The human brain is a complex system comprising 1010 non-linear units (neurons) that interact in 1015 sites (synapses). Considering such an astonishing level of complexity and heterogeneity, it is surprising that the global dynamics of the brain self-organize into a discrete set of well-defined states.
These states are frequently placed along a unidimensional continuum. This continuum corresponds to the level of consciousness, which is reduced in states such as sleep, general anesthesia or post-comatose disorders. The intuition behind the concept of ‘level of consciousness’ is that consciousness is graded and uniform.
An alternative to this conception is the multidimensional and mechanistic characterization in brain states in terms of cognitive capacities, using computational models to reproduce the underlying neural dynamics.
This is the focus of a study published in the advanced online edition of the journal NeuroImage. In this international study, the first author is Ignacio Pérez Ipiña, a researcher in the Department of Physics at the University of Buenos Aires, who enjoyed the collaboration of Gustavo Deco, ICREA research professor at the Department of Information and Communication Technologies (DTIC) and director of the Center for Brain and Cognition (CBC), at UPF, along with other researchers from research centers and universities in Germany, Argentina, Australia, Chile, Denmark and the UK.
The experimental protocol involved participation by a cohort of 63 healthy subjects. “We explore this alternative by introducing a semi-empirical model linking regional activation and long-range functional connectivity in the different brain states studied during the natural wake-sleep cycle,” the authors claim. “Our model combines functional magnetic resonance imaging (fMRI) data, in vivo estimates of structural connectivity, and anatomically-informed priors to constrain the independent variation of regional activation,” they add.
The functional segregation of the human brain into systems that are differentially activated during cognition has been known since the earliest days of neurology, and this knowledge was greatly advanced by the introduction of non-invasive neuroimaging tools.
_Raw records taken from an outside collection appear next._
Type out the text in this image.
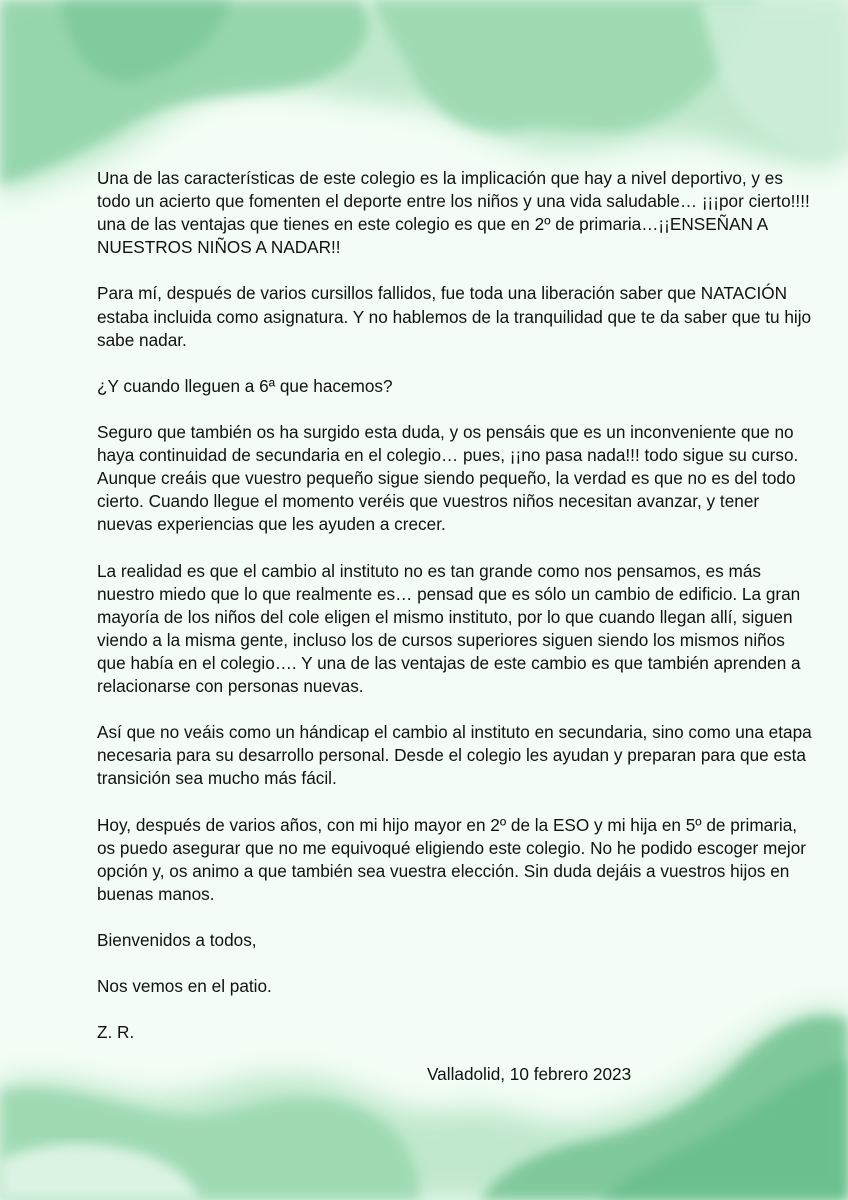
Una de las características de este colegio es la implicación que hay a nivel deportivo, y es todo un acierto que fomenten el deporte entre los niños y una vida saludable… ¡¡¡por cierto!!!! una de las ventajas que tienes en este colegio es que en 2º de primaria…¡¡ENSEÑAN A NUESTROS NIÑOS A NADAR!!

Para mí, después de varios cursillos fallidos, fue toda una liberación saber que NATACIÓN estaba incluida como asignatura. Y no hablemos de la tranquilidad que te da saber que tu hijo sabe nadar.

¿Y cuando lleguen a 6ª que hacemos?

Seguro que también os ha surgido esta duda, y os pensáis que es un inconveniente que no haya continuidad de secundaria en el colegio… pues, ¡¡no pasa nada!!! todo sigue su curso. Aunque creáis que vuestro pequeño sigue siendo pequeño, la verdad es que no es del todo cierto. Cuando llegue el momento veréis que vuestros niños necesitan avanzar, y tener nuevas experiencias que les ayuden a crecer.

La realidad es que el cambio al instituto no es tan grande como nos pensamos, es más nuestro miedo que lo que realmente es… pensad que es sólo un cambio de edificio. La gran mayoría de los niños del cole eligen el mismo instituto, por lo que cuando llegan allí, siguen viendo a la misma gente, incluso los de cursos superiores siguen siendo los mismos niños que había en el colegio…. Y una de las ventajas de este cambio es que también aprenden a relacionarse con personas nuevas.

Así que no veáis como un hándicap el cambio al instituto en secundaria, sino como una etapa necesaria para su desarrollo personal. Desde el colegio les ayudan y preparan para que esta transición sea mucho más fácil.

Hoy, después de varios años, con mi hijo mayor en 2º de la ESO y mi hija en 5º de primaria, os puedo asegurar que no me equivoqué eligiendo este colegio. No he podido escoger mejor opción y, os animo a que también sea vuestra elección. Sin duda dejáis a vuestros hijos en buenas manos.

Bienvenidos a todos,

Nos vemos en el patio.

Z. R.

Valladolid, 10 febrero 2023
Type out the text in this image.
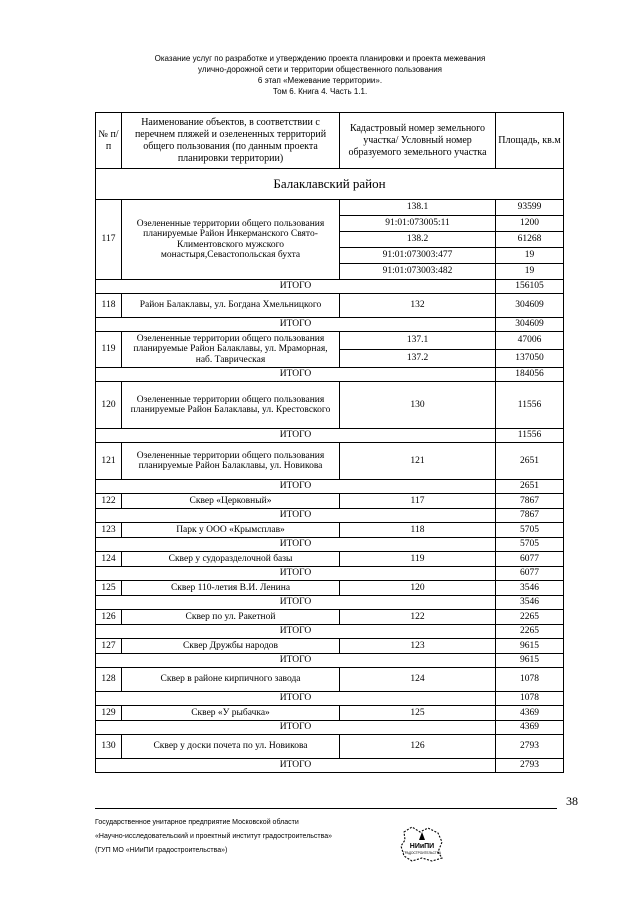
Оказание услуг по разработке и утверждению проекта планировки и проекта межевания
улично-дорожной сети и территории общественного пользования
6 этап «Межевание территории».
Том 6. Книга 4. Часть 1.1.
№ п/п	Наименование объектов, в соответствии с перечнем пляжей и озелененных территорий общего пользования (по данным проекта планировки территории)	Кадастровый номер земельного участка/ Условный номер образуемого земельного участка	Площадь, кв.м
Балаклавский район			
117	Озелененные территории общего пользования планируемые Район Инкерманского Свято-Климентовского мужского монастыря,Севастопольская бухта	138.1	93599
		91:01:073005:11	1200
		138.2	61268
		91:01:073003:477	19
		91:01:073003:482	19
ИТОГО			156105
118	Район Балаклавы, ул. Богдана Хмельницкого	132	304609
ИТОГО			304609
119	Озелененные территории общего пользования планируемые Район Балаклавы, ул. Мраморная, наб. Таврическая	137.1	47006
		137.2	137050
ИТОГО			184056
120	Озелененные территории общего пользования планируемые Район Балаклавы, ул. Крестовского	130	11556
ИТОГО			11556
121	Озелененные территории общего пользования планируемые Район Балаклавы, ул. Новикова	121	2651
ИТОГО			2651
122	Сквер «Церковный»	117	7867
ИТОГО			7867
123	Парк у ООО «Крымсплав»	118	5705
ИТОГО			5705
124	Сквер у судоразделочной базы	119	6077
ИТОГО			6077
125	Сквер 110-летия В.И. Ленина	120	3546
ИТОГО			3546
126	Сквер по ул. Ракетной	122	2265
ИТОГО			2265
127	Сквер Дружбы народов	123	9615
ИТОГО			9615
128	Сквер в районе кирпичного завода	124	1078
ИТОГО			1078
129	Сквер «У рыбачка»	125	4369
ИТОГО			4369
130	Сквер у доски почета по ул. Новикова	126	2793
ИТОГО			2793
38
Государственное унитарное предприятие Московской области
«Научно-исследовательский и проектный институт градостроительства»
(ГУП МО «НИиПИ градостроительства»)
НИиПИ
ГРАДОСТРОИТЕЛЬСТВА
Due to this specialization, even if different brain states bring about global changes in brain metabolism, the functional consequences of these changes are likely to manifest regional dependence. Thus, “we performed a computational simulation of functional connectivity for the different levels of arousal in the wake-deep sleep progression,” Gustavo Deco clarifies.
The best computational fit to the empirical data was achieved using priors based on functionally coherent networks, with the resulting model parameters dividing the cortex into regions presenting opposite dynamical behavior. In this study, frontoparietal regions approached a bifurcation from dynamics at a fixed point governed by noise, while sensorimotor regions approached a bifurcation from oscillatory dynamics
“In agreement with human electrophysiological experiments, sleep onset induced subcortical deactivation, which was subsequently reversed for deeper stages. We simulated external perturbations, and identified the key regions relevant for the recovery of wakefulness from deep sleep. Our model represents sleep as a state with diminished perceptual gating and the latent capacity for global accessibility that is required for rapid arousals,” Deco explains.
In conclusion, the study authors implemented a computational model that synthesizes different sources of empirical data to achieve a mechanistic and multidimensional description of the intermediate complexity of the different brain states visited during the progression from wakefulness to deep sleep. This research shows that using the proposed model, states of consciousness can be described in terms of multiple dimensions with interpretations given by the choice of anatomically-informed priors.